もう心も体もそれに固定されてしまっているものだから、「もう好きになさってよいのです」と言われたところで、「もう本来俺は何が好きだったのか忘れてしまったんだよ、今更遅いよ、もうどうすればいいのかわからないんだよ」にしかならないのである。
彼には「これから」を作る土台となる「これまで」がないのだ。

あああああああああああ!!!
道兼はまず三森みさ先生の漫画を読んで「俺、ACじゃね?トラウマ治療、効くんじゃね?」って思ってくれ!
そんで心理士につながってトラウマ治療を受けてくれ。SEとかIFSとかを扱っている、熟練した心理士のところだ!

三森先生の漫画はこちら。

話を戻そう。

父亡きあと、迷惑な顔をされても、「俺に尽くすと言ったよな?」の一言で公任ハウスに入り浸る道兼。
その背景にあるのは、「こんなに一方的に辛い思いに耐えてきたんだから誰か俺に報いてよ、ずっと無条件で意に沿わない奉仕をさせられてきたぶん、俺にも無条件で奉仕してよ、そうじゃないと俺はただ無意味に苦しい思いをしてきたことになる、こんなのってないよ」という気持ちだ。

これも…正直、非常〜〜〜〜によくわかる。
難しいのは、これは本人が我慢すればなんとかなる問題ではないということ。
すでに本人が抑圧に抑圧を重ねてきた状態である以上、その代償としての「誰かに甘えたい」という気持ちを無理やり押さえつけたところで根深い歪みが消えるわけではない。抑うつなり自傷なり依存症なり原因不明の体調不良なり、別の形で問題が噴出することになる。
これは性格や我慢の問題ではない。適切な治療を受けることが必要な状態なのだ。

道長が道兼を迎えに来たときの、「こんなことして迷惑かけて、情けない……」って感情が道長の顔に出ていて、観ていてちょっとつらい。
…え、すごい。無理解からさらに道兼を傷つけるんじゃないかってけっこうハラハラしながら観ていたが、一方的に否定することなく、道兼の気持ちを受け止めながら自分の気持ちも伝えている。説教じゃなくて、ちゃんと対話してる。やるなあ!!
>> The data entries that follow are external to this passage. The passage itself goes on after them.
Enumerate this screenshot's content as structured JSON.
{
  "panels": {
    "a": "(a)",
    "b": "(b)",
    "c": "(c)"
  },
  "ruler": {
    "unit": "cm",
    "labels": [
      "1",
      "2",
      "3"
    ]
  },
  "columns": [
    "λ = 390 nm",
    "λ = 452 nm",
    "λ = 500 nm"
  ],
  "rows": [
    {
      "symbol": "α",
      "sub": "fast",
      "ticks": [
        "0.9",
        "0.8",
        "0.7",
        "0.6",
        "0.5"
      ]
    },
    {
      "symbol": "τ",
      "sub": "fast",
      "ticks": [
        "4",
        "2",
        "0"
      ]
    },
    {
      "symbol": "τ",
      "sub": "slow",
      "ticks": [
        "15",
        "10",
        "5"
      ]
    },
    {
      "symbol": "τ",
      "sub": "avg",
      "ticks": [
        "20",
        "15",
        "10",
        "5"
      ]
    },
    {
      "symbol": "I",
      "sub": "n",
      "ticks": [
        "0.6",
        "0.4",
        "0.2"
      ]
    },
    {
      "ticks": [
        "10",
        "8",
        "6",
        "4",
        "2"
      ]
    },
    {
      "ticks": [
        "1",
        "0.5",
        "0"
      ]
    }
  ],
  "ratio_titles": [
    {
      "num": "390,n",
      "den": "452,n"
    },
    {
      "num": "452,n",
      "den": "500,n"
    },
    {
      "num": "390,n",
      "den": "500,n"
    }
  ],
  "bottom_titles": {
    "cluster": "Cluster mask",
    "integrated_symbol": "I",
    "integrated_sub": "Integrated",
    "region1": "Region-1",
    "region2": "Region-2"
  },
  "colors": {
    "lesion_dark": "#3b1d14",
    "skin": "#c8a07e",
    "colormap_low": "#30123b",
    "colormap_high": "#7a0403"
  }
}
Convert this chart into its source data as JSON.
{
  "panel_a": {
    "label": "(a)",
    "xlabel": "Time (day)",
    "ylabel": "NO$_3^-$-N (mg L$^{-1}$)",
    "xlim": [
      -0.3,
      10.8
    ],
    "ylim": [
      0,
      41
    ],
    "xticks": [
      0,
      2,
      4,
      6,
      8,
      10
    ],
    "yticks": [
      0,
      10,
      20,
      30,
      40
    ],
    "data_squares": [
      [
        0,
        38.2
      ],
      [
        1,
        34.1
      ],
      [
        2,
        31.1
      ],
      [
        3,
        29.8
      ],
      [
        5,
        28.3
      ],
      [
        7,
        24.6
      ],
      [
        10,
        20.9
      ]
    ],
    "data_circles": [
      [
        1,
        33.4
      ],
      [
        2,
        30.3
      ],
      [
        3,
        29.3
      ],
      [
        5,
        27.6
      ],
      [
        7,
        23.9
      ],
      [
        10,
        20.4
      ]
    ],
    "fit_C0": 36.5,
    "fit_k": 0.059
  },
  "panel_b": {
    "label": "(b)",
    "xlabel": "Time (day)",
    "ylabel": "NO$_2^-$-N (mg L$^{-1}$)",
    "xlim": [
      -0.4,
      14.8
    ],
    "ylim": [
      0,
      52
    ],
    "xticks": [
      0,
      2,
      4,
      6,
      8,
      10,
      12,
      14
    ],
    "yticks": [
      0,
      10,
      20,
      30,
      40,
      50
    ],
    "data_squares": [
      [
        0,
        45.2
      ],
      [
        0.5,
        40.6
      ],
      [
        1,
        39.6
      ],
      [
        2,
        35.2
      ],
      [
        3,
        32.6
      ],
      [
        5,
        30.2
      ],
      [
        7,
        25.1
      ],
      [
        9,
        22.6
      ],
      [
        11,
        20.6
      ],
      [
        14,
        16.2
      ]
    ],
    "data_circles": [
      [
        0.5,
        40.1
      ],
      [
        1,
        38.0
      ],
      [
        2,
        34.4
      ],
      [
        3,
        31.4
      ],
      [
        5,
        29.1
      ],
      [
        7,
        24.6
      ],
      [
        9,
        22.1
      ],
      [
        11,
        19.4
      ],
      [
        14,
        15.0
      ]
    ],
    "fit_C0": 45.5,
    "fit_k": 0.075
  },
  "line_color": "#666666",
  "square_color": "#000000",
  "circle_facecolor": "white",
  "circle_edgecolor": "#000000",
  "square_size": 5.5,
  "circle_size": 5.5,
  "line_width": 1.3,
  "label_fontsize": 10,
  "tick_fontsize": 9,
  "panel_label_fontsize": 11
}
「私は、兄上にこの世で幸せになっていただきとうございます」
「この道長が、お支えいたします」

道長〜〜〜〜〜〜〜!!!!!!!!!

正直、一瞬、ケアに命をかけてるわけでもないシロウトの手に負えるんか?って思っちゃった…でも、「全てを失って、自暴自棄になって、これ以上ないところまで堕ちてしまった俺」を真っ直ぐ見据えて、支えるよって言ってくれてありがとう。
生きる場所があるとも思えない、って力なく言った道兼に、「ありまする!!!」って断言してくれてありがとう。
最後はこちらまで救われた気がして、泣いてしまった。

さて、ここまで拗らせてしまった道兼を専門職なしで支えるのはたぶんめっっっっっちゃ大変だけど、自分ができることとできないことをしっかり伝えて支えてあげてくれ。無理して合わせてあげても共倒れになるだけだから、ちゃんとできることとできないことをはじめに伝えておくんやぞ。
それで、たまにお兄ちゃんが幼少期好きだった遊びとか一緒にしてあげてくれ。道長、頼むぞ。